I'm really impressed with what's being done here and the possibilities that it will bring forth:

http://radiapp.com/ (this looks very promising)

http://www.greensock.com/gsap-js/

http://www.greensock.com/css3/

http://www.greensock.com/js/speed.html

The performance is so good! Check out the Mountain Dew site to see it in action: http://mountaindew.com/

(You can tell the developers who worked on the site used to be Flash Developers; it has that sort of polished flair.)

Also this: http://www.createjs.com/#!/CreateJS

And a bit of self promotion, built for the above: https://github.com/damassi/Backbone.Create

3 comments

Sarcasm? These sites perform terrible on even modern systems. Worst offenders usually involve any kind of scrolling.

It's the anti-moore: while smart people at Intel shrink transistors, these people build virtual machines on virtual machines to keep multiplying the constants in Big O.

I agree that Flash not the way to go anymore. I'm just saying that there was once an interactive "bar", and that bar has been obliterated and forgotten and now we're playing catch-up. It's exiciting and interesting, all over again, and there's something to be said about that. (But it's also fun to reminisce about how badass flash once was (check out the http://thefwa.com/ archives going wayyyy back), and still is: skrillexquest.com)

These simple, linear CSS3 transitions just don't do it for me, having once experienced that. But again, it will get there in time.

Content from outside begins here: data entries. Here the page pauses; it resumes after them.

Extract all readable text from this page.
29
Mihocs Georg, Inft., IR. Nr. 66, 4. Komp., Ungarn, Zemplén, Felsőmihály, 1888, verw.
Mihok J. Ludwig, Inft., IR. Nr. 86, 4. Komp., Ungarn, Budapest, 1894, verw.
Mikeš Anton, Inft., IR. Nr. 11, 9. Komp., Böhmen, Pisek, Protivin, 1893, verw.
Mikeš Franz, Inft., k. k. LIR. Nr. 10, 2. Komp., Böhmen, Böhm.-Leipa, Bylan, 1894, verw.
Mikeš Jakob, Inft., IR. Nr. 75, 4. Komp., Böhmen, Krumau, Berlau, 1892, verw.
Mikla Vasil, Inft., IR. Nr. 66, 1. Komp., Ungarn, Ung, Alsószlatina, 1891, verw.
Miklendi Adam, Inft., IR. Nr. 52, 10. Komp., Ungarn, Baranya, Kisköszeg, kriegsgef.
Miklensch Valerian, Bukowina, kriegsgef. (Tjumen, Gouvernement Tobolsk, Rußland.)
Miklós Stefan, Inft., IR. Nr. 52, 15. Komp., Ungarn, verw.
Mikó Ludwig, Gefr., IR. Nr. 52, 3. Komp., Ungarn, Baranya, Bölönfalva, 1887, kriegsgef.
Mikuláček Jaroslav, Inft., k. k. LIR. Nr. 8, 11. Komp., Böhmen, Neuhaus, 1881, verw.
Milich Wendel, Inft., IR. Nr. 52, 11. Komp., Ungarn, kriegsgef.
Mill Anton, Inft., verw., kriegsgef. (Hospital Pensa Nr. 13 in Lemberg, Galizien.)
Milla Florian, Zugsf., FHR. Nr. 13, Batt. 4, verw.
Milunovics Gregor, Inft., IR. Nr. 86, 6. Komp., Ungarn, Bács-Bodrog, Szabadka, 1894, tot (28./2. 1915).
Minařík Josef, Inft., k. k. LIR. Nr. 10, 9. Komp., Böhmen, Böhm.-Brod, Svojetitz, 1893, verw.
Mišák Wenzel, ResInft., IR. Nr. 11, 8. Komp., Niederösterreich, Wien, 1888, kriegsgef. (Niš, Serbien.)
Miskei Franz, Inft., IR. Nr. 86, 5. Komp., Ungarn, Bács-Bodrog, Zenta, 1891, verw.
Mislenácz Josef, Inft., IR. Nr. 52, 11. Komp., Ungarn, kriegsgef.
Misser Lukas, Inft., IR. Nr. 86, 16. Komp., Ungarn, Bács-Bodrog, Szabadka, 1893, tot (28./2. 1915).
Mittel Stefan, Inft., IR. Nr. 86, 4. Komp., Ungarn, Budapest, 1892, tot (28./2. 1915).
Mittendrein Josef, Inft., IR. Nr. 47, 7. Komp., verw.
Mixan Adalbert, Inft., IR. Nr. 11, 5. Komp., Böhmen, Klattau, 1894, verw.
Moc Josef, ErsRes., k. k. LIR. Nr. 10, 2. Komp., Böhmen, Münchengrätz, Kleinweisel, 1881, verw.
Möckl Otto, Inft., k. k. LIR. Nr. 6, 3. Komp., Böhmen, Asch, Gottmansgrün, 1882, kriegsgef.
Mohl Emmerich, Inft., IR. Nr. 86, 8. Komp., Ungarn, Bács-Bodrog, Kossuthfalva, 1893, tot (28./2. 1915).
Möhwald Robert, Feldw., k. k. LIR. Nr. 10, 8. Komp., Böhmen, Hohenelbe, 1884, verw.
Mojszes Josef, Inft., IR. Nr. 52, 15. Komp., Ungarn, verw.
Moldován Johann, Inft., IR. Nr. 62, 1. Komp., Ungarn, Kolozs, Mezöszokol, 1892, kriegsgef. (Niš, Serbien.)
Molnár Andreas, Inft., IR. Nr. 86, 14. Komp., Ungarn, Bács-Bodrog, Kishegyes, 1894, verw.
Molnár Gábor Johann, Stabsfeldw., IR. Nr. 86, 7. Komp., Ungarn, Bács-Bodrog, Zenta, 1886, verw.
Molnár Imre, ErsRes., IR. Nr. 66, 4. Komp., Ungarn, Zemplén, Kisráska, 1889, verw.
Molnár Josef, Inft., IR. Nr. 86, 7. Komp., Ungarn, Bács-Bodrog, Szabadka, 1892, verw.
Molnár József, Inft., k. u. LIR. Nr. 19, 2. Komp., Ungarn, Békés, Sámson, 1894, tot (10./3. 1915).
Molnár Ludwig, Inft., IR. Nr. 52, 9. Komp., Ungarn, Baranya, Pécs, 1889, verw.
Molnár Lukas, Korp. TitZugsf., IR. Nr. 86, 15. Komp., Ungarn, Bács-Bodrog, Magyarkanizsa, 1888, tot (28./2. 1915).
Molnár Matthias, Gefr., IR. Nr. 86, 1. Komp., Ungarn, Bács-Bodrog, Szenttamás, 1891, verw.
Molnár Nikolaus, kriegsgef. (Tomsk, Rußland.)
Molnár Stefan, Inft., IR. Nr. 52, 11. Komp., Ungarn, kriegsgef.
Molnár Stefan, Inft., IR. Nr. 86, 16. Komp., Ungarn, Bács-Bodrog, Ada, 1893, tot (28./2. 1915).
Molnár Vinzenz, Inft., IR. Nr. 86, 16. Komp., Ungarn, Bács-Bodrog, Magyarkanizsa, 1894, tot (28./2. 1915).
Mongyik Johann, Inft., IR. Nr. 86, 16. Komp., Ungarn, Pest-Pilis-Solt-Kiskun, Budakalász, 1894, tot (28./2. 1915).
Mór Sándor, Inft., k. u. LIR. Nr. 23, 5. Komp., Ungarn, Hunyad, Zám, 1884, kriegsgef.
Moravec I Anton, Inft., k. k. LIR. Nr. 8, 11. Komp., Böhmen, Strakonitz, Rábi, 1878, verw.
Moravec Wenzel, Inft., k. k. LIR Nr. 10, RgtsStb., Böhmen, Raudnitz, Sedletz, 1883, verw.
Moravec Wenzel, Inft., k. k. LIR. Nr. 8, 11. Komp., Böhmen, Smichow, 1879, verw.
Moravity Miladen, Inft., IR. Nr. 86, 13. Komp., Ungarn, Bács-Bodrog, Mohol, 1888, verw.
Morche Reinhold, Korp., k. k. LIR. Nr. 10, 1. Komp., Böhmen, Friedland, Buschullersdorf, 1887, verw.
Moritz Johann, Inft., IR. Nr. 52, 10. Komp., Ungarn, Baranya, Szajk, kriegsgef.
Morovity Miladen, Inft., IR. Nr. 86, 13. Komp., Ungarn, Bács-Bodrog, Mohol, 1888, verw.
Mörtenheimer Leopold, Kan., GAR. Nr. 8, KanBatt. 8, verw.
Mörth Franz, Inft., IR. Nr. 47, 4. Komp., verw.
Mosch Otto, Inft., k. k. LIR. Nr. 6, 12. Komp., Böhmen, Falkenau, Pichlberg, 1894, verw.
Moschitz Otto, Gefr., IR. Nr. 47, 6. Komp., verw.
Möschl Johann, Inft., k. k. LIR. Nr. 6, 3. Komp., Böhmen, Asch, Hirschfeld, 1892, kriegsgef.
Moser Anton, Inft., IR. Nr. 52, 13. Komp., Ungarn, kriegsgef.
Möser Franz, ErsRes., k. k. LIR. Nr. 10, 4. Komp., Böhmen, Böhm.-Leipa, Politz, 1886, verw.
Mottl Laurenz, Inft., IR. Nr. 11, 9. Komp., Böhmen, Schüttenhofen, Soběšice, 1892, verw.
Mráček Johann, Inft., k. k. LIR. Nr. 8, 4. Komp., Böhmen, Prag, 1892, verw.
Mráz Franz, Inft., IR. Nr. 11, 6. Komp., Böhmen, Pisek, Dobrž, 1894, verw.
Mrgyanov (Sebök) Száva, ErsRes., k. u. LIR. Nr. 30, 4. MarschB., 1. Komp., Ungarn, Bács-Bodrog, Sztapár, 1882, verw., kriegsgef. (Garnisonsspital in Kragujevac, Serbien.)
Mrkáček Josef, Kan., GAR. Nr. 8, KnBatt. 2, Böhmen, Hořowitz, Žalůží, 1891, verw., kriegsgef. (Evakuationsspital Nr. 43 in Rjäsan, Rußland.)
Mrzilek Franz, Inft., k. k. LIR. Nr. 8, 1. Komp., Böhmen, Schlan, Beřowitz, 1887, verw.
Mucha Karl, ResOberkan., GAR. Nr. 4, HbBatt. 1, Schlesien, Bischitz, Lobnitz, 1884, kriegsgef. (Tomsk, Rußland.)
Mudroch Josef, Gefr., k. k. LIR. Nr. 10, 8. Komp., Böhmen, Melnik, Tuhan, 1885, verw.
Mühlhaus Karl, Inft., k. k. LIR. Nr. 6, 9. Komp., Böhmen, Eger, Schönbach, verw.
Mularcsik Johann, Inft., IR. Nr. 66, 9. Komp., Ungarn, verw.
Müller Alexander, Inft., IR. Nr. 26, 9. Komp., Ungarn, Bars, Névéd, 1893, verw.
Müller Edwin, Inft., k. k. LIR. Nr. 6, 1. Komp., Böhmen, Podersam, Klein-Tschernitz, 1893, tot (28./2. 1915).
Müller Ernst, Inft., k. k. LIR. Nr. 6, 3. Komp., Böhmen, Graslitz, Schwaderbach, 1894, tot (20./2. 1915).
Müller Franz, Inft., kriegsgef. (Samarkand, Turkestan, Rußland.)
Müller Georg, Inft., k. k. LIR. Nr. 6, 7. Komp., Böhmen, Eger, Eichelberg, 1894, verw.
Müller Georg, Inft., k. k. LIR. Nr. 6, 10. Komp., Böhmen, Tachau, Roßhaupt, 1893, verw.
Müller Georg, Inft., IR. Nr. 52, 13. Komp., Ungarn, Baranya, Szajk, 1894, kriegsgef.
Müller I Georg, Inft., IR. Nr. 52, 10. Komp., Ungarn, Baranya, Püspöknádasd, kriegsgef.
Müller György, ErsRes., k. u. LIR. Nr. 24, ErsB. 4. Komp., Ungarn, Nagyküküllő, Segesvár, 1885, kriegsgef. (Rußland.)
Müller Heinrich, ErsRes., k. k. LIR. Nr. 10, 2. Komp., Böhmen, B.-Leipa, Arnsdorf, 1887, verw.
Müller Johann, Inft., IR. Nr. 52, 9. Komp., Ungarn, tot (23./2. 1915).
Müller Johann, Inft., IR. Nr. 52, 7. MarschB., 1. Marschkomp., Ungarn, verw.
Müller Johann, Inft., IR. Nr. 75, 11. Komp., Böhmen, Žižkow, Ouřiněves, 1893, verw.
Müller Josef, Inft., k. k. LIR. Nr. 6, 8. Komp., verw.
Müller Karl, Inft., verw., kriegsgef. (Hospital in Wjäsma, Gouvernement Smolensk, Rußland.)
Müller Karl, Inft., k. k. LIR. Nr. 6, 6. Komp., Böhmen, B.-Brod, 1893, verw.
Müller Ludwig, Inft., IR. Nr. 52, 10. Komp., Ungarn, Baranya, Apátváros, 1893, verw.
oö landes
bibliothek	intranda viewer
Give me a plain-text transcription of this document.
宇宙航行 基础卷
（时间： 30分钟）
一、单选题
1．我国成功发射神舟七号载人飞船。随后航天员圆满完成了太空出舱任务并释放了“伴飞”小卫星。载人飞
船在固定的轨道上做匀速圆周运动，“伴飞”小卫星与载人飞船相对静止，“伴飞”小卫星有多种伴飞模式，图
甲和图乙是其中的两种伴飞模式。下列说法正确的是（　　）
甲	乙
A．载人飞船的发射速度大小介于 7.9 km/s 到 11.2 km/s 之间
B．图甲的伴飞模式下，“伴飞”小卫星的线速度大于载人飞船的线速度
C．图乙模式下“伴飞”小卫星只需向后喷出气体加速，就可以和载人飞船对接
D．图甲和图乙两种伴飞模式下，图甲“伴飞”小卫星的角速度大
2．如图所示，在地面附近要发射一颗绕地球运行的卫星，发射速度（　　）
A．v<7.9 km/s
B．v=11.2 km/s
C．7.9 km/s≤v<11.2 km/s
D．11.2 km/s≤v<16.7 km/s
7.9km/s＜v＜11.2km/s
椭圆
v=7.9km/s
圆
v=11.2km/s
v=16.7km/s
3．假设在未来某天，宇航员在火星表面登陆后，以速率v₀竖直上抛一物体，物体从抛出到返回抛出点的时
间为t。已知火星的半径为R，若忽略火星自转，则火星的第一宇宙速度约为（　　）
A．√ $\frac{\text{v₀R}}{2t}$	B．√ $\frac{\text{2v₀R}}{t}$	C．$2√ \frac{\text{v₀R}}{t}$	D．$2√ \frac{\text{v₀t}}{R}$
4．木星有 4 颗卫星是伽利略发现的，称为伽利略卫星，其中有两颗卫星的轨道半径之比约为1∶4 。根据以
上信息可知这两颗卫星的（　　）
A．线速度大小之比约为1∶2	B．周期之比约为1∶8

I totally agree with the flash analogy. All the bouncing balls and fancy pattern animations shown as "cutting edge css animations" have already been done with flash in 1999. History repeating? I use css3, js, canvas, sometimes mic and camera via js and other open technologies all day during my work but too often I get reminded of my time as a flasher- on a much harder way.

Anyway I love these days. Finally flasher and non-flasher are now in a single boat towards the future.

CreateJS in many ways seems to bring Flash/ActionScript concepts to JavaScript. I used EaselJS and PreloadJS in my Win 8 project, and in a lot of ways it felt like I was back in ActionScript (except for worrying about which page on the timeline - for better or worse).
Agreed. What impresses me most about the CreateJS suite is the ease in which you can use and interact with sprite-sheets. That's the one thing that I feel has been missing from most of the newer open-source drawing / animation libs coming out for HTML5, and really sent me back to the days when I was first learning how to animate in Flash and the joy of seeing it 'simply work' in the browser without much development time.

Easy to use, performant, JSON based, and thus interoperable with many pre-existing tools. I hope it catches on.